Juvenile Idiopathic Arthritis
Juvenile idiopathic arthritis (JIA) is an inflammatory arthritis that affects children aged 16 years or less. The symptoms typically last for 6 weeks or more and a number of joints may be involved including the spine. Juvenile idiopathic arthritis was previously known as juvenile rheumatoid arthritis but it is now known that it is not simply rheumatoid arthritis of the children. The disease encompasses a wide range of symptoms and the cause of JIA is unknown.
Juvenile idiopathic arthritis leads to inflammation of the joints in the body that may cause pain, stiffness, swelling, instability, or loss of function of the joint involved. The facet joints in the spine are synovial joints and the cervical spine is usually affected by juvenile idiopathic arthritis.
The inflammation from juvenile idiopathic arthritis not only affects the joint but the ligaments, tendons, bone, and muscles around the joints. Patients usually present with pain, swelling, increased temperature, stiffness of multiple joints. The symptoms may be associated with intermittent low-grade fever, rash, inflammation of the eye (iridocyclitis), morning stiffness.
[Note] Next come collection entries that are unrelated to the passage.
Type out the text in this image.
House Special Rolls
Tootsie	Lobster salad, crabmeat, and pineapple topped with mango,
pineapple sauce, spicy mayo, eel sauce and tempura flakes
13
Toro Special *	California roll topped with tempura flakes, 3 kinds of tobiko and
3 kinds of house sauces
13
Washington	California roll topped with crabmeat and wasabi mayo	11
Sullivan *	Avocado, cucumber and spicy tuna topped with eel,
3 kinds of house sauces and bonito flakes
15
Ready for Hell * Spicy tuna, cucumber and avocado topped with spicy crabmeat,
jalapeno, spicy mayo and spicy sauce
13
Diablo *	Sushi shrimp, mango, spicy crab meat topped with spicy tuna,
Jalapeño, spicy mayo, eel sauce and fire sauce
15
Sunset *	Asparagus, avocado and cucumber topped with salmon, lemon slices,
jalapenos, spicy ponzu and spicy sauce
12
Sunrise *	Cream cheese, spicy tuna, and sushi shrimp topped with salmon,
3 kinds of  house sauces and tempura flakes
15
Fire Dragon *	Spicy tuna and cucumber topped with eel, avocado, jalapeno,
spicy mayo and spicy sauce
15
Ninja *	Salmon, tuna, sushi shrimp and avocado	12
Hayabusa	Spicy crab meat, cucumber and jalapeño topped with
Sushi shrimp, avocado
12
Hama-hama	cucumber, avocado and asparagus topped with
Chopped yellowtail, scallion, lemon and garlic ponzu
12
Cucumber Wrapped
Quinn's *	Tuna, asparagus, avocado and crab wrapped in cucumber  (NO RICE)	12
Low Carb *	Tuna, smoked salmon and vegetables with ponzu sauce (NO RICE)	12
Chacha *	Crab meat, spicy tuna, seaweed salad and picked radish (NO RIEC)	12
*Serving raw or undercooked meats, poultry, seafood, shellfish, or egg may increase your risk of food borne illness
Female adolescents are more commonly affected than males and the above symptoms last more than six weeks. The iridocyclitis in the eye may cause blurring of the vision and may lead to rapid loss of vision if left untreated. The involvement of the cervical spine may lead to pain, stiffness, abnormal curvature (kyphosis), or instability.
Still’s disease is a variant of juvenile arthritis that may present as fever, rash, joint pain, along with enlargement of the spleen. Still’s disease usually presents in children aged 5-10 years.
The classification of juvenile idiopathic arthritis depends upon the number of joints involved and the involvement of organ systems other than the joints. In the polyarticular type, usually more than 5 joints are involved and the joints most commonly involved are of the hand and the wrist.
In pauciarticular juvenile arthritis, less than 5 joints are involved and the joints typically involved are the knees and ankles. The patients may have limb deformities as growing centers of the bones may be involved. There is frequent involvement of the eyes.
Systemic juvenile arthritis involves multiple joints along with the involvement of the spleen, liver, heart and lymph nodes. There may be a rash and a child may have intermittent fever.
The symptoms of morning stiffness and joint pain frequently present in a child as limping and inability to use the limb, especially in the morning. Visual changes and rash may become evident on physical examination.
The diagnostic work up done by the physician includes a thorough history preceding the symptoms and the course of the disease. The physician may do a physical examination to check for the function of the various joints. Blood investigations form a major part of diagnostic workout and involve testing for RA factor, ANA, and ESR, CRP. The physician may perform blood tests to rule out infection.
Once diagnosed the treatment consists of use of disease modifying drugs such as Etarnacept, Rituximab, Azathioprine, etc. The child may require frequent ophthalmic examinations. High dose steroid medications may be used in some patients.
Bone cutting and bone fusion surgeries may be performed in patients with severe disease who have reached skeletal maturity.